Friday 12 April 2013

The Dynamic Effects of Bundling as a Product Strategy


Executive Summary — This paper investigates the practice of bundling as a product strategy, and identifies how consumers make choices between products and bundles in a dynamic environment. Authors Timothy Derdenger and Vineet Kumar look at the handheld video game market to study bundling in a platform setting with the goal of investigating several key questions of interest to practitioners who make product decisions: First, do consumers value bundles over and beyond their component products, indicating a synergy, which some researchers have hypothesized? Second, have there been differing opinions on whether mixed bundling, that is offering both the bundle and individual products for sale, is more effective than offering only pure bundles or even compared to offering only the products for sale? Given the prevalence of bundling in technology markets, it is critical to understand whether bundling is more effective in environments with strong network effects or with weak network effects. Key concepts include:
  • Consumers have a negative synergy effect, that is they are willing to pay less for the bundle than for the individual console and game, leading to the question of whether introducing such bundles can increase revenue.
  • Because bundles act similar to damaged goods, they work well in dynamically segmenting consumers and allow for purchases to occur earlier in time—the presence of bundles induces consumers to purchase earlier rather than wait. The time shifting of hardware purchases has a strong effect on software sales, since more consumers who own consoles will purchase video games over a longer time frame.
  • Mixed bundling is especially effective compared to pure bundling, and the authors find that moving to pure bundling would reduce sales by over 20 percent.
  • Strong network effects do not enhance the value of bundling, suggesting that bundling may instead prove more useful in settings with weak network effects.
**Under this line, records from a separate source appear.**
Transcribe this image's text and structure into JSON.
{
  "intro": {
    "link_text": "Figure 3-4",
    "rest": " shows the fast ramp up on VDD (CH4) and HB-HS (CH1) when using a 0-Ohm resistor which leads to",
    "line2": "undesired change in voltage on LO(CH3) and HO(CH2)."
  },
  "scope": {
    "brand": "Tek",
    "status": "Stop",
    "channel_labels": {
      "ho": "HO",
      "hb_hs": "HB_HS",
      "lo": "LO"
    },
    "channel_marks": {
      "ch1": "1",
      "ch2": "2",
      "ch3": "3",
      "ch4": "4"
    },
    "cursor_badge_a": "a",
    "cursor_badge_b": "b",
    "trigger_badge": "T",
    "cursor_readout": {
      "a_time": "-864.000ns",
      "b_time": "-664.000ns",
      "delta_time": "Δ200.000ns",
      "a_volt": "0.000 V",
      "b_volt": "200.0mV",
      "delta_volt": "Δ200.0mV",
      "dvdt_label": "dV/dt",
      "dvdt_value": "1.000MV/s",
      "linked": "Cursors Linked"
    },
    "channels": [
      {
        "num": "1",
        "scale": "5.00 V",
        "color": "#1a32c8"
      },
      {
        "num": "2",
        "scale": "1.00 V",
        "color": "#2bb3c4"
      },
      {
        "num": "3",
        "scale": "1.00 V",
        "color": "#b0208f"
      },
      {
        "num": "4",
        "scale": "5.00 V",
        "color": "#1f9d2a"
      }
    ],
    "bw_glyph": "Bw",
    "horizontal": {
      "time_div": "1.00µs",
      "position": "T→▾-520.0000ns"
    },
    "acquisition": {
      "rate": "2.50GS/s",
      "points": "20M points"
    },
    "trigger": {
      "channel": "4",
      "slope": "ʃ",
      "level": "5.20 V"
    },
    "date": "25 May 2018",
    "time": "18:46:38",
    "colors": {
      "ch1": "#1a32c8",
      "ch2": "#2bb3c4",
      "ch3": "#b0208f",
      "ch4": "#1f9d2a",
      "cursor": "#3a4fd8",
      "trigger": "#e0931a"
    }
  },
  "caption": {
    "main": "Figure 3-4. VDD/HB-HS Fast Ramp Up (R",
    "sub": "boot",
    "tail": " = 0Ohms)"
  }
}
Bundling is thus a strategy that could serve as a substitute to creating stronger network effects.
 

Author Abstract

Several key questions in bundling have not been empirically examined: Do consumers value bundles over and beyond their component products, indicating synergy? Is mixed bundling more effective than pure bundling or pure components? Is bundling more effective when consumer valuations for products in the bundle are more or less correlated? Does bundling serve as a complement or substitute to network effects? We develop a consumer-choice model from micro-foundations to address these questions. Our setting is the handheld video game console market, where consoles and games are marketed as bundles, in addition to being sold separately. We provide a framework to understand the dynamic, long-term impacts of bundling on demand. We find that hardware sales diminish in the absence of bundling, and consumers who had previously purchased bundles may not always purchase pure consoles, even though consoles may be cheaper than bundles. The type of bundling chosen is critical to extracting value from consumers, with pure bundling performing significantly worse than both mixed bundling and pure components. We find that consumers perceive a negative synergy between the components of a bundle. Modeling the dynamic nature of durable good purchases also helps us uncover a finding that contradicts prior static models: positive correlation between products enables bundling to be more effective than negative correlation.